Auch die scharfen Worte, die von beiden Seiten zu hören sind, seien kein Anzeichen dafür, dass tatsächlich eine Eskalation drohe, sagen viele Experten. Sie überschritten auch in diesem Fall nicht das, was in der Auseinandersetzung zwischen den beiden Ländern bekannt sei. "Dieser Militarismuskult ist eine symbolische Strategie, die auf die Wähler abzielt, und nicht notwendigerweise ein Vorspiel zu einem Showdown", schrieb Experte Bechev bereits im März in seinem Beitrag.

Nato-Schutztruppe würde eingreifen

Ein weiterer wichtiger Faktor, der gegen eine militärische Eskalation spricht – und die Situation grundlegend von der Ukraine unterscheidet: Die Nato ist im Kosovo engagiert. Die von dem Verteidigungsbündnis geführte KFOR-Schutztruppe hatte am Sonntag deutlich gemacht, dass sie "eingreifen" würde, falls im Kosovo "die Stabilität aufs Spiel gesetzt wird". Serbien würde sich also mit Nato-Soldaten anlegen – ein sehr unwahrscheinliches Szenario, sind sich Experten einig.

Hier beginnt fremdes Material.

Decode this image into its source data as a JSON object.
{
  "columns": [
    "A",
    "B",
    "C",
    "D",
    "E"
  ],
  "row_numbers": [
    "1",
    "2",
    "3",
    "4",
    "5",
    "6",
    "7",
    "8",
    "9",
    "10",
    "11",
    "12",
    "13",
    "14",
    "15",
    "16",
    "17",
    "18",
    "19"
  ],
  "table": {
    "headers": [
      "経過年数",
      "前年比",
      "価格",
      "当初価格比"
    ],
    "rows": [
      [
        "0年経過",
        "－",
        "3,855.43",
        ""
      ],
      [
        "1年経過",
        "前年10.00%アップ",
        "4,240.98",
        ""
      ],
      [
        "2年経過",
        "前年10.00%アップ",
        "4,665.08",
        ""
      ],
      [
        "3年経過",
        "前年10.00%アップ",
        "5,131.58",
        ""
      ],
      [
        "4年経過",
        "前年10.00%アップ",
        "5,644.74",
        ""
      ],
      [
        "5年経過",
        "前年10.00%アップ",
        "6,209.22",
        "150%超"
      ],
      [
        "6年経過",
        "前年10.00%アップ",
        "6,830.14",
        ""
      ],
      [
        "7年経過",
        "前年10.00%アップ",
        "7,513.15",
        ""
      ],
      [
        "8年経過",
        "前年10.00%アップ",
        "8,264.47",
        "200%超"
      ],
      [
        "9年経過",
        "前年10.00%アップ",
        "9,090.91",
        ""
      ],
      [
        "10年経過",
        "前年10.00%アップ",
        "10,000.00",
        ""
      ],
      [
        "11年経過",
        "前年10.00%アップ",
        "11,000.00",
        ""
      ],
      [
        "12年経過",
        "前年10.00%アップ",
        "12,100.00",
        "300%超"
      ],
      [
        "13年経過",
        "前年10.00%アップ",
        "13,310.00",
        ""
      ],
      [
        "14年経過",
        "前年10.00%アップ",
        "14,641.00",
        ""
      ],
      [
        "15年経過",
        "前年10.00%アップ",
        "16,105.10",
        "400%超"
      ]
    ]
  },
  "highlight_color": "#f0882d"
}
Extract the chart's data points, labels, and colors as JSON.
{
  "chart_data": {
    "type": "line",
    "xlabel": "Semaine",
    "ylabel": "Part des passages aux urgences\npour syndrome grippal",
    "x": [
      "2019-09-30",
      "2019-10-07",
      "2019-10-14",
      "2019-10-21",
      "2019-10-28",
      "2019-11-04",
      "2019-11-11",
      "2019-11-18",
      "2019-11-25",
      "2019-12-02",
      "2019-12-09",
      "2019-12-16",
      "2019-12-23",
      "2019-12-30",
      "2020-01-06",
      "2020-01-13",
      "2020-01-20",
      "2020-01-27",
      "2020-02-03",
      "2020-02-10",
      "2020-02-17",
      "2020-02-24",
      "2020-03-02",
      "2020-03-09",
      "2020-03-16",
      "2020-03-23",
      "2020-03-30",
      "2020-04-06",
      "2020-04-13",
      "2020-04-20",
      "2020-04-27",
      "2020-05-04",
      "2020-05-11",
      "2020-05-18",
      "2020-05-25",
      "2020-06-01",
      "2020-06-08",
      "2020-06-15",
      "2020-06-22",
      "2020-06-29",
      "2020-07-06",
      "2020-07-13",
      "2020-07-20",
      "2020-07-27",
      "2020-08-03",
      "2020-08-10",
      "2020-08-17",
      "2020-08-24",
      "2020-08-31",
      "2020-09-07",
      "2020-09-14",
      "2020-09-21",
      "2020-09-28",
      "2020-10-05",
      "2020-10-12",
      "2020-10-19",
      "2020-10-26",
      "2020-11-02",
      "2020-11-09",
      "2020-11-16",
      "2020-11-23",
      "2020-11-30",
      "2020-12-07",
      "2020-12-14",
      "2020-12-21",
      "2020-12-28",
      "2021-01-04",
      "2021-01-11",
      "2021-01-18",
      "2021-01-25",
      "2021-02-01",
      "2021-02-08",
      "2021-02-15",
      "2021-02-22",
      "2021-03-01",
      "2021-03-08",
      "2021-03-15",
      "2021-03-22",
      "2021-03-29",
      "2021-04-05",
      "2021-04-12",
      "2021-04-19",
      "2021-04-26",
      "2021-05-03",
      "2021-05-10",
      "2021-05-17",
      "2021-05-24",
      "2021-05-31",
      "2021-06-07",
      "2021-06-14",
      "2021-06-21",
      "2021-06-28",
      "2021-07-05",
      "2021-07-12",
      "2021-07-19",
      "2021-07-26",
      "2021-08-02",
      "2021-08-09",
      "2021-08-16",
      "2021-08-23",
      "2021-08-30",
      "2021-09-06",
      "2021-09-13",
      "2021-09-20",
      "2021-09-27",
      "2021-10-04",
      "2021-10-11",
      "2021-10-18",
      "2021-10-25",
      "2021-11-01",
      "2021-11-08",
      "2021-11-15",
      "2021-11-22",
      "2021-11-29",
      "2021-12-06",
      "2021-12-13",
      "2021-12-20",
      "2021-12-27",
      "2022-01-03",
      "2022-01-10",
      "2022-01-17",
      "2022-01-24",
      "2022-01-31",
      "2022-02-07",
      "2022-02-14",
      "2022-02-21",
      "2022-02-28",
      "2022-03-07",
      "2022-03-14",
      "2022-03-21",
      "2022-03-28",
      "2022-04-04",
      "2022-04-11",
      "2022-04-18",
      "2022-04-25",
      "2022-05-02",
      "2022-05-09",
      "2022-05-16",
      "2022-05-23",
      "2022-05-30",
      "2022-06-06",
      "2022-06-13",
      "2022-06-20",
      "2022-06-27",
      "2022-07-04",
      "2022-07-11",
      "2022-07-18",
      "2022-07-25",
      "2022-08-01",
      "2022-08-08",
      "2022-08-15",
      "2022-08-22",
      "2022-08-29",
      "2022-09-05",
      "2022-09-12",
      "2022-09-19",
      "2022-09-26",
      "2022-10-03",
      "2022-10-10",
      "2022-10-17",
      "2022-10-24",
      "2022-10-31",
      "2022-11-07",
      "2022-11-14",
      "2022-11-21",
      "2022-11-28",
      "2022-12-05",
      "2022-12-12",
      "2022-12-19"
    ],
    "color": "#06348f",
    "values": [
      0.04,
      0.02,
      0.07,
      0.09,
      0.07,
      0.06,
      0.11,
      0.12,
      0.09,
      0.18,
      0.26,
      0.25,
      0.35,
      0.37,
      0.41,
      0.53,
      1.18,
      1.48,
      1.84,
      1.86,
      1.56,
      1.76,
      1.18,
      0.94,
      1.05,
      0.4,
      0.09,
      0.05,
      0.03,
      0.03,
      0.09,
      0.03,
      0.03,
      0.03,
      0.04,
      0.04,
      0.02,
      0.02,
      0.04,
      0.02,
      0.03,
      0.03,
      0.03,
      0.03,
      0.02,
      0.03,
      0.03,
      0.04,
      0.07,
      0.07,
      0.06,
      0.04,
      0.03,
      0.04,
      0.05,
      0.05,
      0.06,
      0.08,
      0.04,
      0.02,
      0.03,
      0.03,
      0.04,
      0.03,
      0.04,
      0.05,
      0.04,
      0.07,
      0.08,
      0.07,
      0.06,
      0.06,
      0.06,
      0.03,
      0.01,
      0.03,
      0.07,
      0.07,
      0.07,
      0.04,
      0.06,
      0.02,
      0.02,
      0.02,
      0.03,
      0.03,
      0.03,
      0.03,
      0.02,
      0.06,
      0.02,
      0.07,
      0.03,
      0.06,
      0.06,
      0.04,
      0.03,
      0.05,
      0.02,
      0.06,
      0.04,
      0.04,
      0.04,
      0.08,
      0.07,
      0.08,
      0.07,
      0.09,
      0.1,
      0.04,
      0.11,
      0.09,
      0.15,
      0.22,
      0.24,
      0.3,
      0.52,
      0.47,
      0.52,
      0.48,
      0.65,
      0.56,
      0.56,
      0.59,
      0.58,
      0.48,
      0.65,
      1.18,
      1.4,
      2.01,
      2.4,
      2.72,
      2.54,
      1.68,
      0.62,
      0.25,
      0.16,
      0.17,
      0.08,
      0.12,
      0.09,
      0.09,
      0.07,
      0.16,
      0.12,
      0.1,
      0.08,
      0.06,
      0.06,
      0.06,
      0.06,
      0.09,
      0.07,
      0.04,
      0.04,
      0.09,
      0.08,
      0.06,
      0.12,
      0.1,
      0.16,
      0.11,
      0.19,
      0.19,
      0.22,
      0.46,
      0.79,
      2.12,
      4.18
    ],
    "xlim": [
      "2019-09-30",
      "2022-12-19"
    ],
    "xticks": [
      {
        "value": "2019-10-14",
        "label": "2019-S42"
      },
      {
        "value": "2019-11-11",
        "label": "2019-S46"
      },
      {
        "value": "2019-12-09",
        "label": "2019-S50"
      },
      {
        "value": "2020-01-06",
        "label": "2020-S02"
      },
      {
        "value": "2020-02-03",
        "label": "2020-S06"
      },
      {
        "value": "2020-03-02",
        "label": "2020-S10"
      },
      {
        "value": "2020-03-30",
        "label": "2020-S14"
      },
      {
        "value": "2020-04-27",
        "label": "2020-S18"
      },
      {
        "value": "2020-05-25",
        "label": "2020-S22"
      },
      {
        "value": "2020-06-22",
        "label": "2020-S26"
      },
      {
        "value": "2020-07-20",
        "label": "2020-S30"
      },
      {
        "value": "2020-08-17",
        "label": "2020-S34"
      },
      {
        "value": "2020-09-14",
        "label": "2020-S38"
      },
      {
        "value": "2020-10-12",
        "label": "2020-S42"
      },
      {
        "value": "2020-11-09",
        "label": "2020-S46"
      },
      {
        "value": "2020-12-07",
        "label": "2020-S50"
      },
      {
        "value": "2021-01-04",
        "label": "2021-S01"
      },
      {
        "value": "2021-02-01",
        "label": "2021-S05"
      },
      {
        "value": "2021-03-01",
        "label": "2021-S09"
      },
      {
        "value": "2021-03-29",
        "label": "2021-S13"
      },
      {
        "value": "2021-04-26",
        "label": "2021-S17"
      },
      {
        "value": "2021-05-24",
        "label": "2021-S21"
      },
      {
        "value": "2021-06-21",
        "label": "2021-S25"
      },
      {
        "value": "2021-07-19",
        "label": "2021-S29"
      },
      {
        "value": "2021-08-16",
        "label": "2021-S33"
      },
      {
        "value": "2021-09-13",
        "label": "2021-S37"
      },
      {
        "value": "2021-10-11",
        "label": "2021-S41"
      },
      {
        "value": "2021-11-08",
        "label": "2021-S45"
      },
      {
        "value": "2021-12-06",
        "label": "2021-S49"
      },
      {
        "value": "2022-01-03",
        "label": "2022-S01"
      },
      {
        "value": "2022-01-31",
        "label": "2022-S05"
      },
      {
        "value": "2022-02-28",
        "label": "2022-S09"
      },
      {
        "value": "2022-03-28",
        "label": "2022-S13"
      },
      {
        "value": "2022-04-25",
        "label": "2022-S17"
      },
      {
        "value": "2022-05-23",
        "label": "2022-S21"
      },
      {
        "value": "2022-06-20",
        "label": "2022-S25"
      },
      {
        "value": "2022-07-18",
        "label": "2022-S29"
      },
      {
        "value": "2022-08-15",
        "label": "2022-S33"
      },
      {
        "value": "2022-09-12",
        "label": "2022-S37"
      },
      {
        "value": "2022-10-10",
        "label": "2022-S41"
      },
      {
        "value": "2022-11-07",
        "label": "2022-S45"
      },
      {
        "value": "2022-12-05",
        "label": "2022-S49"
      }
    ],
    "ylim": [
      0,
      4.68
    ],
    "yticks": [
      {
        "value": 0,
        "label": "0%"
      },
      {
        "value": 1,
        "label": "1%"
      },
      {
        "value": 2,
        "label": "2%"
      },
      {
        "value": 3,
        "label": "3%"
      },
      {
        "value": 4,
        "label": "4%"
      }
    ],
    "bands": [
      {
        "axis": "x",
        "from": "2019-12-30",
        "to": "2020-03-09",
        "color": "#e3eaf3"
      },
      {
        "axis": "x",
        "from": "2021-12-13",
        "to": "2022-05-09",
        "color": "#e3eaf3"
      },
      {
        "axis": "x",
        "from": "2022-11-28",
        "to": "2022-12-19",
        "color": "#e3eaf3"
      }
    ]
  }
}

Trotzdem solle der Westen die Lage vor Ort nicht abtun oder kleinreden, auch das betonen die Experten. Das ist auch die Linie von Bundesregierung und EU. "Das war eine sehr ernstzunehmende Zuspitzung der Lage gestern im Norden des Kosovos", sagte ein Sprecher des Auswärtigen Amts am Montag in Berlin in der Bundespressekonferenz.

Bundeskanzler Olaf Scholz (SPD) bemüht sich laut Vize-Regierungssprecher Wolfgang Büchner in Kontakten mit den Regierungschefs beider Länder darum, "dass der Konflikt deeskaliert wird und dass dort ein gutes Miteinander ermöglicht wird". Verteidigungsministerin Christine Lambrecht (SPD) erklärte: "Es ist gut, dass die kosovarische Regierung jetzt zunächst besonnen reagiert hat und so zur Entspannung beiträgt." Die EU hat nach der erneuten Eskalation der Spannungen die beiden Konfliktparteien zu einem Krisentreffen eingeladen.